ANSWERS DEMANDED ON WHY CONVICTED RUC MAN’S HOME WAS USED TO STORE LOUGHINISLAND GUNS
PFC09 June 2016
Families working with The Pat Finucane Centre and Justice for the Forgotten are deeply shocked to learn from today’s Police Ombudsman’s report that the weapons used to murder six people at The Heights Bar in Loughinisland were stored at the home of James Mitchell in Glenanne, South Armagh.
The guns were part of a loyalist haul brought into the North by the UDA, UVF and Ulster Resistance in January 1988 after a deal initiated by British military double agent, Brian Nelson.
Mitchell was an RUC Reservist (service number 3604) from 1974 to 1977 with a long history of involvement in multiple UVF bombings and shootings.
These are just some:
- The Barron Report into the May 1974 Dublin/Monaghan bombings in which 34 people were killed cites Mitchell’s farmhouse as a storage dump for UVF arms and explosives. The house was used as a staging post for the four bombs.

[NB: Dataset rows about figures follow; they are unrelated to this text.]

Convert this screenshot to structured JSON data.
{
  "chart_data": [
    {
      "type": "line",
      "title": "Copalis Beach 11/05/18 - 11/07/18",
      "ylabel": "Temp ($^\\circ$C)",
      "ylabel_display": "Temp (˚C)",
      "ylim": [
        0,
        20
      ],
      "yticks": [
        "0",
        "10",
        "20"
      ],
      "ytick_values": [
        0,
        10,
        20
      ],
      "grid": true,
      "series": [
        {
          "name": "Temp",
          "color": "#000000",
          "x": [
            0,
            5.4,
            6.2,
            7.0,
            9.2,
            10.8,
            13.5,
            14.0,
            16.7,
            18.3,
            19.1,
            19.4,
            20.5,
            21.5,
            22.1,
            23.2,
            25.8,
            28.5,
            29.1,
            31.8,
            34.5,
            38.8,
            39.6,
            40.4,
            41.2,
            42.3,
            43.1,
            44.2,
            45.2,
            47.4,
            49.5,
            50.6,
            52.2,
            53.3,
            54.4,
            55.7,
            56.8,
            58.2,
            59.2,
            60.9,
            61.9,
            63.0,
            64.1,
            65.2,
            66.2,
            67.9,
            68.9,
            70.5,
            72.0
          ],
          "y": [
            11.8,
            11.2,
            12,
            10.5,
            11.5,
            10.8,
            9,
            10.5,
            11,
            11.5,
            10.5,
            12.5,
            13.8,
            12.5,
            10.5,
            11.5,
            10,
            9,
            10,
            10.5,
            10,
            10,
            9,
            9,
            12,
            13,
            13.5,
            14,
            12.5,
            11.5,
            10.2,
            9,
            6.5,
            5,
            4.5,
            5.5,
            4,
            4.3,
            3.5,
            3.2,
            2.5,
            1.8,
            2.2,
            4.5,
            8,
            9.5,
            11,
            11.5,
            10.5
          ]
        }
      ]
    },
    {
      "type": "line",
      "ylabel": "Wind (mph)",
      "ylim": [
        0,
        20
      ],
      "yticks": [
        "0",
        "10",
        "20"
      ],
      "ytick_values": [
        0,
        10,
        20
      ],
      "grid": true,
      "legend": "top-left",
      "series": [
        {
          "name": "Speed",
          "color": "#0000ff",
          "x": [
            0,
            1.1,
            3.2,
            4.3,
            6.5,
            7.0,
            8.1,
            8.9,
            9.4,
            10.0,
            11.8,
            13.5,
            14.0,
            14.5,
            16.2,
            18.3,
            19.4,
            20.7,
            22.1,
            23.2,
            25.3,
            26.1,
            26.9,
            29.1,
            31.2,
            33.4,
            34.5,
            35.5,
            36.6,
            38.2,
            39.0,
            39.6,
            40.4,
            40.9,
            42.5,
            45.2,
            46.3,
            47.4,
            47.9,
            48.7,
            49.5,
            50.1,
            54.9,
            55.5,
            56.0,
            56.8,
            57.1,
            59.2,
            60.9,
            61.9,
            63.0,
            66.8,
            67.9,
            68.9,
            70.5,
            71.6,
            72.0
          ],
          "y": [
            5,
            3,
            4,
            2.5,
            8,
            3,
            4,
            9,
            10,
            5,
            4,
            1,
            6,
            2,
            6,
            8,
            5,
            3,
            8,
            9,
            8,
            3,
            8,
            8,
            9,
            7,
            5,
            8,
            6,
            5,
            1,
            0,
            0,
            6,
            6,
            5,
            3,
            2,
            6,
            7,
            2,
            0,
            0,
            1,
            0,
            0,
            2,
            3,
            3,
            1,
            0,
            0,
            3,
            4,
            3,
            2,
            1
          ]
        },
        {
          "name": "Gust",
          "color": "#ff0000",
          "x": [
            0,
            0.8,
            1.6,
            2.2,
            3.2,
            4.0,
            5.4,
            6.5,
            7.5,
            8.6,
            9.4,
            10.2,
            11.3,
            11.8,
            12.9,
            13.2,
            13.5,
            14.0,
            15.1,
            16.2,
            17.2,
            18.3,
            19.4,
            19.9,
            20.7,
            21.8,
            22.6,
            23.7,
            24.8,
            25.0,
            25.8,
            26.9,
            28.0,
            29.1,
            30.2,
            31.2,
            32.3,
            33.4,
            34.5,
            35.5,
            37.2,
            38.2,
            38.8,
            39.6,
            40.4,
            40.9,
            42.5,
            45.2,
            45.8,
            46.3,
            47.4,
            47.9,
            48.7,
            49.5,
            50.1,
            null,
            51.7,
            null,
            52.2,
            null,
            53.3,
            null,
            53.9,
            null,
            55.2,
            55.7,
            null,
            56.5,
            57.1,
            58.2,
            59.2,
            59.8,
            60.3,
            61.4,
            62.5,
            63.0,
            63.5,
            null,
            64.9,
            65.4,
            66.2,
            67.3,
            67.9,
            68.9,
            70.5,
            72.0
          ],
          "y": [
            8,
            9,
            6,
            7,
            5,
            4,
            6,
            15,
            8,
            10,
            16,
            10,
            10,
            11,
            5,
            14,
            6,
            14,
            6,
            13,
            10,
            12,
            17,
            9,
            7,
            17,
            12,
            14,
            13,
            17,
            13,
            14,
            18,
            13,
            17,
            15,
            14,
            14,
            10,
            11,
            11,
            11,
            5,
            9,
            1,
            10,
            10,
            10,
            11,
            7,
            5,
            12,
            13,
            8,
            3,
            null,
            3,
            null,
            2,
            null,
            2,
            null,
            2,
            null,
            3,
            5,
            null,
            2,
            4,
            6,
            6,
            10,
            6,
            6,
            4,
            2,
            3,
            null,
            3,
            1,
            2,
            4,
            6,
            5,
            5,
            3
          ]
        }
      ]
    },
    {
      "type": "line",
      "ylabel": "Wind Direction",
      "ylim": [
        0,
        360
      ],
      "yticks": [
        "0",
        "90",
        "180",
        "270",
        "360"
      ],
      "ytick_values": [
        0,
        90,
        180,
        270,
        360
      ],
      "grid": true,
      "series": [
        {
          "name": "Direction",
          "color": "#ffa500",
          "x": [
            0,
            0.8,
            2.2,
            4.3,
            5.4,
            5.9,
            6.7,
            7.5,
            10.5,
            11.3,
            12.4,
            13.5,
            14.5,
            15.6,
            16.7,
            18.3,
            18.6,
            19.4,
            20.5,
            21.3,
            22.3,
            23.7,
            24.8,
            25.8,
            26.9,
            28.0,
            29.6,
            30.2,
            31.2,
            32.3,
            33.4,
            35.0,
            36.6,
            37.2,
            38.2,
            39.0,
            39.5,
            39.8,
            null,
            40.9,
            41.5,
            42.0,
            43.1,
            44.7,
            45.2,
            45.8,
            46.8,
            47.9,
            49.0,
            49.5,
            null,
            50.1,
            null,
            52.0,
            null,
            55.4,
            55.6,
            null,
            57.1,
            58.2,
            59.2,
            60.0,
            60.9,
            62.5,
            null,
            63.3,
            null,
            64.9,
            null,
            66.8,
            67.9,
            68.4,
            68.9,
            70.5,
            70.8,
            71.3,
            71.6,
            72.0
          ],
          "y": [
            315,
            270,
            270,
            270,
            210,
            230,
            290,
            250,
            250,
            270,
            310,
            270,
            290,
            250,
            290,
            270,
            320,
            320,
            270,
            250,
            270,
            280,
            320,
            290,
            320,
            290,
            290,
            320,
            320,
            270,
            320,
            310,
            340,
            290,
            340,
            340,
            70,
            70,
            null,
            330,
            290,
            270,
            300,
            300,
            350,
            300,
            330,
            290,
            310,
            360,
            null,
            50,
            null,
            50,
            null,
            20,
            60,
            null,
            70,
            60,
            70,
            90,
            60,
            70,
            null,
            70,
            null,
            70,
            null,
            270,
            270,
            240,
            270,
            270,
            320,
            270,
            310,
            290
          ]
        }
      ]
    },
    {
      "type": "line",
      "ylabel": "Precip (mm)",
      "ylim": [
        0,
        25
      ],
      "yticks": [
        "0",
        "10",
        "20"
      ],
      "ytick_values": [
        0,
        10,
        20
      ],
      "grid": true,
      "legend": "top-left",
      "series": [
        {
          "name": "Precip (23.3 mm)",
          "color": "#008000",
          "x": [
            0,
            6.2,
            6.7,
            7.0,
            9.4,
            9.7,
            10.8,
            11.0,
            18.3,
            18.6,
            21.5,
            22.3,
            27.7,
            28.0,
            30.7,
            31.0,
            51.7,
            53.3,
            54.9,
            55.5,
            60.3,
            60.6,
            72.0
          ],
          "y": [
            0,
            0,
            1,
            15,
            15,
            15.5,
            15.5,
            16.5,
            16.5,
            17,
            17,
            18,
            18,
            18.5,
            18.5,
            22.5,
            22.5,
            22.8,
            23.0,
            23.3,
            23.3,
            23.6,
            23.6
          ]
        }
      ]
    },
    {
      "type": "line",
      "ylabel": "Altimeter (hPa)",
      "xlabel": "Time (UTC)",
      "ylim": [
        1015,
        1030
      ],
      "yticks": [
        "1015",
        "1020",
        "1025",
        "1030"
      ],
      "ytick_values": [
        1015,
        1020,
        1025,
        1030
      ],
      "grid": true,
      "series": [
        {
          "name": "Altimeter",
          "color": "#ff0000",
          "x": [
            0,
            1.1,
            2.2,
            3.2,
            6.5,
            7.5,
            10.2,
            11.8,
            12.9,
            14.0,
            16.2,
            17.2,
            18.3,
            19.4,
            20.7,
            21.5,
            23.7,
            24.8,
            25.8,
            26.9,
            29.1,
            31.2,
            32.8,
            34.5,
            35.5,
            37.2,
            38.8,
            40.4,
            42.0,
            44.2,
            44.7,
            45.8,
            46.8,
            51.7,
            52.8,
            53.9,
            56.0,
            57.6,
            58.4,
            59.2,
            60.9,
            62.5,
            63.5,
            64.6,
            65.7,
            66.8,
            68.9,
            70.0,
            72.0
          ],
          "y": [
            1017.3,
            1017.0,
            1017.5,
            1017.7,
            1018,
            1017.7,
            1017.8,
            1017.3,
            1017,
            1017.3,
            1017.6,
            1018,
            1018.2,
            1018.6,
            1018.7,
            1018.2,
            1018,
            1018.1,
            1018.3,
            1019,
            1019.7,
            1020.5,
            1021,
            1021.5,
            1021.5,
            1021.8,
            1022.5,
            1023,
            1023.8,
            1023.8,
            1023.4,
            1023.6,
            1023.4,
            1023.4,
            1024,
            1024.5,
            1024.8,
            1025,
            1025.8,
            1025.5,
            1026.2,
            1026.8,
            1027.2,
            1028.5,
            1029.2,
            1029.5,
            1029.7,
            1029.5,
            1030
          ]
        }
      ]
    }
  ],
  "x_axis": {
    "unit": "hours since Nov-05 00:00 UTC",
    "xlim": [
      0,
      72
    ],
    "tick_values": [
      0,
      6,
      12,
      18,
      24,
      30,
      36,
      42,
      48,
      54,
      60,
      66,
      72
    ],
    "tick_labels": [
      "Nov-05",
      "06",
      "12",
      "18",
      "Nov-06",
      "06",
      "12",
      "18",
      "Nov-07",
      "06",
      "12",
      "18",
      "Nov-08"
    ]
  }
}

- The UVF bombers and gunmen who killed three people on 19 December 1975 at Donnelly’s Bar, Silverbridge (Michael Donnelly, Patsy Donnelly and Trevor Brecknell) launched their attack from Mitchell’s farmhouse.
- The murders of the Reavey family of Whitecross, South Armagh. The family firmly believes the gang who attacked Brian, Anthony and John Martin Reavey on 4 January 1976, planned and launched their attack from Mitchell’s farmhouse. The Historical Enquiries Unit was “unable to find any evidence to undermine their concerns”.
- In August 1976, the Southern Area Commander of the RUC ordered military surveillance on Mitchell’s farm, based on intelligence that a UVF bomb was being stored there. The bomb was, nevertheless, taken from Glenanne to Keady where it exploded outside The Step Inn, killing two people (mother of three, Elizabeth McDonald, and Gerard McGleenan).
Mitchell was not, however, expelled from the RUC or even arrested. He served as an RUC man for a further ten months before resigning.
When the RUC finally raided Mitchell’s farmhouse on 14 December 1978 they found sub-machine guns and bomb-making equipment. He was, however, given merely a one-year sentence, suspended for two years. The sentences passed by LCJ Lowry at this series of linked trials and his closing comments were an absolute disgrace and brought shame on the judiciary.
In the early 1980s, the then RUC Chief Constable, Sir John Hermon, asked to see the police file on The Step Inn. He took no action, despite the file revealing one of his former officers, Mitchell, had remained on as an RUC Reservist for ten months after the bombing in which he was a prime suspect. According to the HET Hermon sent the file back to the archive.
A PFC spokesperson commented:
“It is beyond belief that, ten years after Mitchell’s conviction on arms and explosives charges, he was able to store the massive haul of weapons and explosives imported from South Africa and used in the Loughinisland massacre, and in so many other attacks, killing dozens of people.
“Questions must, and will, be asked about why Mitchell and the UVF felt sufficiently confident to use his farmhouse as a secure location for storing both weapons and explosives.
“It seems Mitchell considered himself immune from arrest and prosecution. Clearly, he had good reason”.
We also note that the PFC/JFF was first made aware that part of the South African arms shipment was stored at Mitchell’s farm in a 2001 interview with a former member of the Glenanne Gang, former RUC Sgt John Weir. The RUC, and later the PSNI, did everything to discredit the claims made by this whistleblower. Much of what he claimed has since been verified however.
We wish to express our support and admiration for the families and their legal representatives, KRW Law and RFJ who have supported them in their long struggle for truth.